PostPosted: Mon Nov 15, 2021 9:15 pm 

Joined: Sun Aug 22, 2004 11:54 pm
Posts: 2369
J3a-614 wrote:
Maybe it's nothing, but sometimes these things mushroom.

Basically, we have a couple of people complaining about the whistles at the Strasburg Rail Road.

What makes this interesting is that these aren't people who just moved in. They've been there for years, and had no complaints before--but now they say something's different.

The railroad claims there haven't really been changes.

Does anybody have an idea of what's going on?

https://lancasteronline.com/news/local/ ... wNFXcJxIw8


I'll take a stab at this.

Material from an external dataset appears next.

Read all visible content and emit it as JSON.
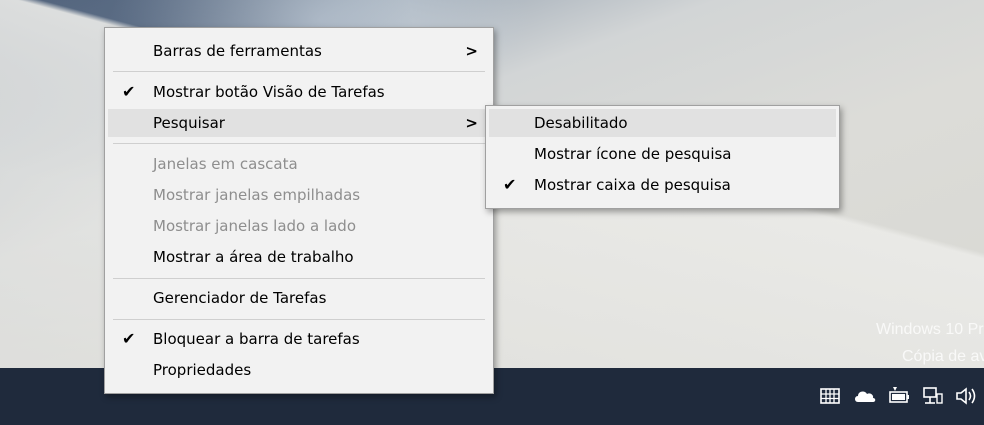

While it's possible that Danay's 58 year old father is in some form of ill health and she lives with him to provide care; it's far more like that we have an entitled 29 year old woman whose extended adolescence renders her incapable of understanding her discomforts are her problem.

I honestly haven't seen a story this stupid since the Reading and Northern started making use of its then recently acquired purchase of the former Conrail/LV/CNJ line running through Mountaintop, PA about 20 or 25 years ago and began running trains on the line. One of the local rags ran a story about somebody who had recently purchased a home near Penobscot and actually admitted they knew there was a railroad nearby, but they didn't actually expect trains to run.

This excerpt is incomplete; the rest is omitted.